La razón a la que hago referencia no es otra que la sintiencia (sentience) del toro: la capacidad que comparte con todos los seres vivos, dotados de un sistema nervioso, de experimentar placer, dolor y sufrimiento y que lo hace sujeto de consideración moral.

Ante esta aseveración suelen decir los taurinos: ‘ya vienen los antitaurinos con su sensiblería’. Ojalá todos los ciudadanos del mundo fuéramos sensibles cuando de respetar la vida se tratara.

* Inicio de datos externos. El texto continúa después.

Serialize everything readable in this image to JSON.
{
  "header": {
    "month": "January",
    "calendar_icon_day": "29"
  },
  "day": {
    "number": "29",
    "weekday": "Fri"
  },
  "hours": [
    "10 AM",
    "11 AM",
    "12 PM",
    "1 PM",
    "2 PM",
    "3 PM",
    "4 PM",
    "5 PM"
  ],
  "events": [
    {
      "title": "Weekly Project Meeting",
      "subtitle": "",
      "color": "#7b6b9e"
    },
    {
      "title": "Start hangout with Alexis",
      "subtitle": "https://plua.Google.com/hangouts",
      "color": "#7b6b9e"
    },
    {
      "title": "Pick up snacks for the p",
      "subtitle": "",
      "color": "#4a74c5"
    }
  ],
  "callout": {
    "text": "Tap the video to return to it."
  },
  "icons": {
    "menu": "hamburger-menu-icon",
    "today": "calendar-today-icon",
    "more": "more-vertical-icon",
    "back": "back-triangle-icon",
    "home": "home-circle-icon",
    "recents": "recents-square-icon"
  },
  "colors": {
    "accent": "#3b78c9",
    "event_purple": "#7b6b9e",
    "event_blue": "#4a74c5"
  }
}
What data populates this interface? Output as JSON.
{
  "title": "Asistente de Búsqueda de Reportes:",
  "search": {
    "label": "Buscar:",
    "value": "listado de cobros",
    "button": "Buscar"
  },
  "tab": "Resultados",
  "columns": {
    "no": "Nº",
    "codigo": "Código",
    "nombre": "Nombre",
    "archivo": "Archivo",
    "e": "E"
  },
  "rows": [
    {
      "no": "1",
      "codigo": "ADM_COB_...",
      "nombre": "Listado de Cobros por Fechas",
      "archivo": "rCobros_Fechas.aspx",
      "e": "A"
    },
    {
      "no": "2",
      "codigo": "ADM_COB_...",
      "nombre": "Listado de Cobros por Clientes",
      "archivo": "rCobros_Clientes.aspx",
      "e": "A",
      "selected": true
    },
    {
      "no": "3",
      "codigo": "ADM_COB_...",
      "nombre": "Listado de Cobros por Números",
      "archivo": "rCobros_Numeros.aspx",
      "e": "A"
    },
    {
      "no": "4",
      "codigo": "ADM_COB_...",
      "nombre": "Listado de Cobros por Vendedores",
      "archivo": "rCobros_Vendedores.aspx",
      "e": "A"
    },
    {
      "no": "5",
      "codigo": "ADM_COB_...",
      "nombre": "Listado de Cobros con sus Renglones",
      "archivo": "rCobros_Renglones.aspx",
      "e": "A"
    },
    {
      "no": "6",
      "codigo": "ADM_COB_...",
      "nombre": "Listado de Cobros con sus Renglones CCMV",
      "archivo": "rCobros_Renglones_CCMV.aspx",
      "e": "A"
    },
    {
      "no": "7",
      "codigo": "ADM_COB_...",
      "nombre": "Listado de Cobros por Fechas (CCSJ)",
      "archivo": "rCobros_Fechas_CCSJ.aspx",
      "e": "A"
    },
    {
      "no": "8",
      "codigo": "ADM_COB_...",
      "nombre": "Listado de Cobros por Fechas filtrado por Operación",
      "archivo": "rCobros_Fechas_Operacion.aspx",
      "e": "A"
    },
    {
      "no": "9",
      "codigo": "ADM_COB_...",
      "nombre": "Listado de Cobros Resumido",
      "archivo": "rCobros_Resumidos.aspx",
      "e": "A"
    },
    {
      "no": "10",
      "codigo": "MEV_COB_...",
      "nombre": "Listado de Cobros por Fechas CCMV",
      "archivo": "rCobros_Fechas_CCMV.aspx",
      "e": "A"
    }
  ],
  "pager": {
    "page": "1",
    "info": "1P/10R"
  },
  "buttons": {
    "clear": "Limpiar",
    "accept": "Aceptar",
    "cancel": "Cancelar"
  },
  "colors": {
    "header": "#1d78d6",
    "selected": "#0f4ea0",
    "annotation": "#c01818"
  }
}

Apelando a nuestra cordura y humanidad, esta razón debería ser suficiente para reconocer que la ética y los límites que ella impone a cualquier actividad humana -más aun cuando es la vida de otro ser sintiente la que está en juego sin su voluntad- se impone como argumento a las justificaciones espurias y arrogantes de quienes quieren su fiesta a toda costa, alegando libertades y derechos absolutos sobre el resto de las criaturas o banalizando la discusión a una mera cuestión de gustos particulares y repugnancias íntimas.

Ni siquiera el arte –concedámosle este rotulo a las masacres taurinas- está eximido de responsabilidades éticas. ¿O es que acaso un artista tiene derecho a torturar a un animal salvaguardándose en su supuesta ‘inmunidad artística’?

Es más, consintamos que en el arte es legítimo realizar cualquier fantasía por perversa, violenta o controversial que resulte, mientras se trate de una representación. Pero lo que sucede en el ruedo no es una representación: son seis toros que mueren ahogados en su propia sangre tras ser torturados, envilecidos, al clamor de una tonta muchedumbre cada vez más distante de su propia humanidad compasiva.

Admito que dejar de torturar animales quizás coarte la libertad de los taurinos de pasar una tarde de domingo en la Plaza de Toros rodeados de gente linda y con clase, pero a pesar de este argumento, tan de peso, la vida de un animal –y de cualquier ser vivo- siempre valdrá más.

La ética es sólo una. No es una opción personal, es un imperativo vinculante. Por ello, el respeto a la vida de los animales y de los más vulnerables será siempre el termómetro que mida cómo se plantea la ética una sociedad.